There are some nice touches to Submerged. Red flowers denote ledges that can be grabbed, a helpful but unobtrusive indicator helping players to navigate the world. Also, when collectibles are picked up they don’t completely disappear from the map, they fade out. This makes pinpointing where you have not searched much easier. After each supply crate is found and opened the game automatically takes you back to your starting point, the Shrine. Not forcing players to clamber all the way back down the building is a smart choice.
However, there are a number of flaws in Submerged. For a game with a central mechanic of climbing and walking, character movements are quite stiff. The main character feels quite sluggish and heavy, probably not what the developers were hoping to evoke. Especially with a young girl for a protagonist.
Also, gameplay quickly gets repetitive. The player boats around, climbs a building, finds a supply crate, then repeats the exercise a dozen or so times. No new mechanics are ever introduced. There is never a threat of death, so the player is free to scuttle about the buildings with impunity and no real incentive to really pay attention.
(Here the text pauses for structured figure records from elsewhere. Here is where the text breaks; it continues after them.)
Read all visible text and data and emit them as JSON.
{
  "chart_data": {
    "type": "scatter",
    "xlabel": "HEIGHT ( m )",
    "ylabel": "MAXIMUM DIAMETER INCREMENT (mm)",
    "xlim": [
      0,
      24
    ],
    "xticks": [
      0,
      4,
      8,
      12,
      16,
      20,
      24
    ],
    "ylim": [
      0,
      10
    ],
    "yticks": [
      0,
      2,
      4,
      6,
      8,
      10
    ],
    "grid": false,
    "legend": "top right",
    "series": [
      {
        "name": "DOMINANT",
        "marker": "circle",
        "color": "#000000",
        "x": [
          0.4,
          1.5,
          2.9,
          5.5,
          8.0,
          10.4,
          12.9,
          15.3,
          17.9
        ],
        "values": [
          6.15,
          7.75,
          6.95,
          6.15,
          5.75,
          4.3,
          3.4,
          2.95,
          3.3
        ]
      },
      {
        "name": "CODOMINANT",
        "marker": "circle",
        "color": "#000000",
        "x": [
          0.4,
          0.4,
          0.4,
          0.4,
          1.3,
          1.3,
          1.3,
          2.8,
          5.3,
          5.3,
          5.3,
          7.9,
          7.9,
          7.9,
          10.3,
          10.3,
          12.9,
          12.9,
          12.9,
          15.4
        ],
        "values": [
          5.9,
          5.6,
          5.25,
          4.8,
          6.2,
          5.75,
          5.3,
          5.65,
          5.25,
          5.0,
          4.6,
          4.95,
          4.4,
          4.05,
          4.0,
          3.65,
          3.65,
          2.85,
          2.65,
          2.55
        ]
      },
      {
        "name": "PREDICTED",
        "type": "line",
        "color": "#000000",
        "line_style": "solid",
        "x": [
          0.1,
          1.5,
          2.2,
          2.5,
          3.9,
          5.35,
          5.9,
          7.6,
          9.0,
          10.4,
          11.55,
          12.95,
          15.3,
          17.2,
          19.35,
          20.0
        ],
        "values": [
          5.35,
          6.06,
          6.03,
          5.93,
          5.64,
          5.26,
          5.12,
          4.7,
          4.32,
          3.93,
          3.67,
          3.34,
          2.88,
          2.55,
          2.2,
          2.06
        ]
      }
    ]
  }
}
Not that game length matters, but there isn’t a lot in the game either. I finished Submerged in a little over four hours. That is including finding all the secrets, identifying all the animals and fully upgrading my boat. There is absolutely no replayability in the game, since everything revolves around finding and collecting. Once you have finished the main story and completed all the achievements, there is no reason to ever load the game again.
The biggest disappointment though is the ending. It fails to deliver the same compelling and emotional feeling the rest of Submerged manages. Such care has been taken to build a world that the player learns about while exploring, and creating a dynamic with the relationship between brother and sister. All this is thrown out for an uninspired and generic ending which seems to exist in stark contrast to the rest of the game.
What Submerged really needs is a suitable finale. One last huge set piece building climb would have been perfect. Something that combines all the traversal tricks players have learnt finding each supply crate, and tying this in with the family themes to create a tension filled last act. As it is, at the moment the story just grinds to a sudden, unsatisfying halt.
SUMMARY: Even with its many flaws, Submerged is still an interesting and original game. It proves that games can be a story telling medium, and that violence and danger aren’t the only tools in a game developers cabinet. If anything, it is a bold attempt at reinterpreting the third person adventure genre. While it doesn’t always hit the mark, players with a passion for experimental games are going to find a lot to capture their interest.
Submerged is developed by Uppercut Games, and is available now on Steam.